Why do I tell these stories now? Because I remember watching the personalities of these formidable folk crumble when old age and frailty confined them to their conservatory. Their view of the world became distorted as their direct experiences of it dwindled. Their news of events in their old orbit was limited to what visitors chose to share. These fiercely-independent people began to live inside their own heads and to get things wrong in ways their admiring, if fearful, grandson would never have expected.

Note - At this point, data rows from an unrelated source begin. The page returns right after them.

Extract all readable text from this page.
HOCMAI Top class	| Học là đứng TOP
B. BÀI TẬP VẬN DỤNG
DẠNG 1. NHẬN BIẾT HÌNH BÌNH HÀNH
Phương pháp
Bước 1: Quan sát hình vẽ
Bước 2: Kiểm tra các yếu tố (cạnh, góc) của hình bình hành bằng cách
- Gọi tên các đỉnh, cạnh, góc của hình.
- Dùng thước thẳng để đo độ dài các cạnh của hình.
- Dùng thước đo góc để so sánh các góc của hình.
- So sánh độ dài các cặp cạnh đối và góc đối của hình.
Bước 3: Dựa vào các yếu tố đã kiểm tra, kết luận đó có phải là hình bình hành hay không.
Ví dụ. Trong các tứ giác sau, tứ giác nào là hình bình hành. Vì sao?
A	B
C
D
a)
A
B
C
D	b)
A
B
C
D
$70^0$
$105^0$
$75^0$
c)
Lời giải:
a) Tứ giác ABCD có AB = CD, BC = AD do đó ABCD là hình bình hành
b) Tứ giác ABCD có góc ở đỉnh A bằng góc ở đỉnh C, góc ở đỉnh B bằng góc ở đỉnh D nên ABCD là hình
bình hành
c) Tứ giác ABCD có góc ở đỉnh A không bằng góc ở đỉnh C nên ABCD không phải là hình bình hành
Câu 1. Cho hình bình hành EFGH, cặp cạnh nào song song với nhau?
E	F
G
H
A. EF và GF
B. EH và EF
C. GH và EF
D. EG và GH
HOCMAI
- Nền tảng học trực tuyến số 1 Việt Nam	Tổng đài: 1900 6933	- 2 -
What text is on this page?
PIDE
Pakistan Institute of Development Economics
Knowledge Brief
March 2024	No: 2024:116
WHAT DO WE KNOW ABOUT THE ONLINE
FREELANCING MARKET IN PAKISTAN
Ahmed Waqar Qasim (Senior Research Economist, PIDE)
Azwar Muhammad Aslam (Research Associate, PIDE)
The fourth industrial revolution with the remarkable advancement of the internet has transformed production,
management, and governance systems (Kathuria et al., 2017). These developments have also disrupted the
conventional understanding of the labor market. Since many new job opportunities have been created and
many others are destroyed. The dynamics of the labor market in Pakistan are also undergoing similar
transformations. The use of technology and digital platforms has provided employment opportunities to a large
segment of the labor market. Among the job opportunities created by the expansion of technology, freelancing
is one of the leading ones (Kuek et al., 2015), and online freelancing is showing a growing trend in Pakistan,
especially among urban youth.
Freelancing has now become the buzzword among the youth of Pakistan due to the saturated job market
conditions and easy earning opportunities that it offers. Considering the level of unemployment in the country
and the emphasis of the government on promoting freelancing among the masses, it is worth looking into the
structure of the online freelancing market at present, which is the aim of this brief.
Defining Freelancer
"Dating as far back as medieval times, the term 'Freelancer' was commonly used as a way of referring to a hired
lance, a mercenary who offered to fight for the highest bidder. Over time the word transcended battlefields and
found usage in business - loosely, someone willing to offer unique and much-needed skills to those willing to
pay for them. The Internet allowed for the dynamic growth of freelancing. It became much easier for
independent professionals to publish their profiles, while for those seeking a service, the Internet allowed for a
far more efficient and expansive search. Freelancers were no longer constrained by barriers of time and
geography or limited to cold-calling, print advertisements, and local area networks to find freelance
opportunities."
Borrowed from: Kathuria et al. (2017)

As I have watched my country during the pandemic from my own equivalent of their conservatory; locked-down not by ill-health but state force, I have been alert to parallels between my experience and theirs. My information sources were limited as were the range of friends with whom I could discuss them. I feared to blog about the issues, not because I was afraid to be in a minority – I have been in that position for many decades now – but because I sincerely worried that I might be losing touch with reality. The situation was so artificial that I feared for my own judgement. I thought my mind might be failing me as theirs had in their isolation. As we begin to return to normality, I begin to realise I drew the wrong parallel.

I have been inclined to despise my fellow-Brits to be honest. Opinion polls suggested they were not the potential John Hampdens I had always imagined, but actually more like Pavliks. Even friends I had considered essentially "sound" were in fearful submission to, essentially, whatever the hell the establishment chose to tell them would save them from the plague. I kept quiet because I feared I might be wrong – and I was, but not in the way I thought.

We Britons have let ourselves down in this crisis. We have looked for answers elsewhere rather than seeking them out ourselves. We have listened too much to authority, while demanding it give us bread. In the last few days we've allowed ourselves to be distracted by authority posturing about the modern circus that is football. But in some ways we have been like my grandparents at their best, not their worst. Terrified by data deliberately warped to maximise our fears, we have tried our best to be good citizens in the face of danger. "There's a war pandemic on" we told ourselves, so normal rules don't apply and it would be disloyal to moan. Others have it worse (look at what a mess those idiots in Brussels, Paris and Berlin have made, for example) so we should just get on with it as best we can. 

Yes I was in my equivalent of my elderly grandparents' conservatory, but I was not alone. The whole frightened nation was in it too. The difference is that – unlike my grandparents – we're going to emerge. We have not yet failed the test of who we are as a nation. It is about to be set as we return to normality. I hope we pass it in a way that would make my grandparents in their prime proud.